9 Bad Habit That Makes You Fat.
When you’re working long hours on the computer, running from one business lunch to the next and traveling nonstop, your diet and fitness goals sometimes get derailed in ways you don’t even think about. By running from one event to another and having days packed with meetings you may be unintentionally harming your health and keeping on extra weight. Here are 9 ways you may be sabotaging yourself without even realizing it.
1. Eating Low Fat Foods
Foods that are labeled low-fat or fat free can save you a few calories, but they do this by replacing fat with sugar and other chemicals which are WORSE than fat. They digest more quickly, leave you with a sugar crash and leave you feeling hungry faster. The best approach is to eat with nutrition in mind. Remember: A low-fat donut is still a donut!
2. Skipping Meals
Say it with me: SKIPPING MEALS MAKES YOU FAT and is one of the worst things you can do for your body and mind. Your metabolism slows down, and you’re much more likely to overeat later in the day. The American Journal of Epidemiol ogy found that people who cut out breakfast were 4.5 times more likely to be obese. Rev up your metabolism by eating small portions of nutritious foods throughout the day – for breakfast, 1 cup of greek yogurt & berries are a fast, nutritious option. If you’re on the go, snack on a handful of pistachios or edamame. These will keep you full and satiated for about 200 calories.
3. Eating Too Quickly
I’m definitely a victim of this. I can’t tell you how many times I’ve gone for sushi at 8 and was finished by 8:05! I had to train myself away from this habit. A study from the University of Rhode Island found that those who ate slowly ate 1/3 less than those who ate fast. Your stomach takes 20 minutes to tell your brain that you’re full. Every meal should take you at least 20 minutes to finish. Try and chew your food 20 times in each bite and pace yourself.
4. Watching TV while you eat
When you watch television, you’re not fully concentrating on anything else that you’re doing, and this includes eating. Researchers at the University of Birmingha mfound that people who were distracted while eating a meal ate more snack food afterwards than those who were paying attention – most didn’t even remember all of what they ate!! Statistics also show you eat 5-10 times more when you eat while watching TV. If you’re going to snack while you watch television, snack on cut veggies or portion 2 cups of air pop popcorn and don’t refill. Frozen grapes are also great; it takes about 20 minutes to eat a cup.
5. Taking Big Bites
I do this and it works: cut your food into smaller pieces, use a smaller fork or spoon. You increase enjoyment and take longer to eat, which increases your satisfaction. The American Journal of Clinical Nutrition found that people who took large bites of food consumed 52% more calories in one sitting than those who took small bites and chewed longer!
6. Having Overweight Friends
If your friends or spouse overeat you’re 57% more likely to overeat too, according to research from the New England Journal of Medicine. I am NOT suggesting you cut ties with your overweight friends! Instead of going out to eat, plan social activities. You’ll have more fun together and burn calories instead of packing them on.
7.Avoiding the Scale
Accountability is one of the best things you can do for your body, and a scale will help keep you on track. Stepping on a scale every other day keeps your goals and accomplishments fresh in your mind. Other ways of staying accountable? Smart phone apps that can help you track your diet programs, like Lose It, and tracking your calories burned with a heart rate monitor like Polar’s FT4, or a pedometer that counts the amount of steps you’re walking.

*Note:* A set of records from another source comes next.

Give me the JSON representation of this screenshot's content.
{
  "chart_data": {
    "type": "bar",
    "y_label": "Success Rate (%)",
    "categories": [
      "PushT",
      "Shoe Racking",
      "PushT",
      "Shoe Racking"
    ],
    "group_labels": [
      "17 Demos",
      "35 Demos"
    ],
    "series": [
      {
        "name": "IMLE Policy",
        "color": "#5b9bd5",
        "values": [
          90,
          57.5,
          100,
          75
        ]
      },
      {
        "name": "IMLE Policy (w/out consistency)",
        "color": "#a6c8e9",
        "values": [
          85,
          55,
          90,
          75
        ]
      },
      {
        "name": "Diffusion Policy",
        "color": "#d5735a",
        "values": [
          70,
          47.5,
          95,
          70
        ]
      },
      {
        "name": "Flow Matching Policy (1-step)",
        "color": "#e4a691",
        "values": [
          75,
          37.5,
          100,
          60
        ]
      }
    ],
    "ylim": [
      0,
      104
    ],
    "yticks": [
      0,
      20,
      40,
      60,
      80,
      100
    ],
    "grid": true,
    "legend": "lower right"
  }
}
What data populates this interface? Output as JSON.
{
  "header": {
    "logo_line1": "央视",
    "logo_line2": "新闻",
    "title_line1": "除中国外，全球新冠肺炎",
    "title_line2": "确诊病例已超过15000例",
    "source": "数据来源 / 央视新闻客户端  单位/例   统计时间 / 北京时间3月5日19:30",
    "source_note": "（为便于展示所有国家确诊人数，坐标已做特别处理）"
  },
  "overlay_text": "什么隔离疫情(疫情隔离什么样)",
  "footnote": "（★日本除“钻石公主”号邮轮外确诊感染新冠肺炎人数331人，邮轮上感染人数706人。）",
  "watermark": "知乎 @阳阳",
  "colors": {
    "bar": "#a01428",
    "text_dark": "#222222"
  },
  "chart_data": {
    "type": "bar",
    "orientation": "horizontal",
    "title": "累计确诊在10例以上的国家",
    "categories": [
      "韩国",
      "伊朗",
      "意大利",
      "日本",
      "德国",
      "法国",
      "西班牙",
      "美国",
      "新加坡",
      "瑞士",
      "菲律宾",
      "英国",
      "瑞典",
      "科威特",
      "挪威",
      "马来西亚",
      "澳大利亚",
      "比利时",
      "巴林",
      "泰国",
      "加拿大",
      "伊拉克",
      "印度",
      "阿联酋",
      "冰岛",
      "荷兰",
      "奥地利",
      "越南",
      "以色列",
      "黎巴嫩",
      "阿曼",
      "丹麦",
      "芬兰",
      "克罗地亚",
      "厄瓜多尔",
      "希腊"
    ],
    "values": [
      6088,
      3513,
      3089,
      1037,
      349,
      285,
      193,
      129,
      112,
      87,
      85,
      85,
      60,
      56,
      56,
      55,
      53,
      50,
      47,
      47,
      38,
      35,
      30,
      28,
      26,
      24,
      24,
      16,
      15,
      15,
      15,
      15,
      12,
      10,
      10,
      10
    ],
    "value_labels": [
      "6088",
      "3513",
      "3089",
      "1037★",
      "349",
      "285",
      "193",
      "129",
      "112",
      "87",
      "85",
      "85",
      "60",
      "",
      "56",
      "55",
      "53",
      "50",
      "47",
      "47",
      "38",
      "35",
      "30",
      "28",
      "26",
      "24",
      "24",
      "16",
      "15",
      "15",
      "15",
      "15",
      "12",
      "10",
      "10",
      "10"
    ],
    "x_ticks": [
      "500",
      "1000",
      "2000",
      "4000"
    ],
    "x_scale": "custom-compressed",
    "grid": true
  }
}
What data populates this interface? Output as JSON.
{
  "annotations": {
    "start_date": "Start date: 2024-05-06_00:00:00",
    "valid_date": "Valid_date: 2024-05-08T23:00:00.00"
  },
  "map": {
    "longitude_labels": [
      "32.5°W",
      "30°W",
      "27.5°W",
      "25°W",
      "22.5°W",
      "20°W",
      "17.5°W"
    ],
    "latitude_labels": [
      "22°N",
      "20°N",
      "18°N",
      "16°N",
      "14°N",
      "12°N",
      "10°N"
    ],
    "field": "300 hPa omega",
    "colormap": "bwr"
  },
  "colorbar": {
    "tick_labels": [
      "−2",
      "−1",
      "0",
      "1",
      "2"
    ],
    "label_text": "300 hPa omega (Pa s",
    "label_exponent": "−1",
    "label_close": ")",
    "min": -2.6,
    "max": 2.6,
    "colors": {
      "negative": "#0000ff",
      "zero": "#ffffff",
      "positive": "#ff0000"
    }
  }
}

8. Eating “Filler Foods” at Restaurants
Filler foods can be anything from the complimentary breadbasket they put on the table, to the pound of mashed potatoes that come with your skinless chicken breast. Here’s the thing, those ”Filler items” are very cheap and it’s disguised as either a value added at the beginning or a generous entrée. The reality is, it’s neither! Those things can add an additional 500 calories to your meal without even blinking. Ask your server if you can get cut veggies instead of the bread and a side salad instead of the potatoes or rice. Trust me; your waistline will thank you!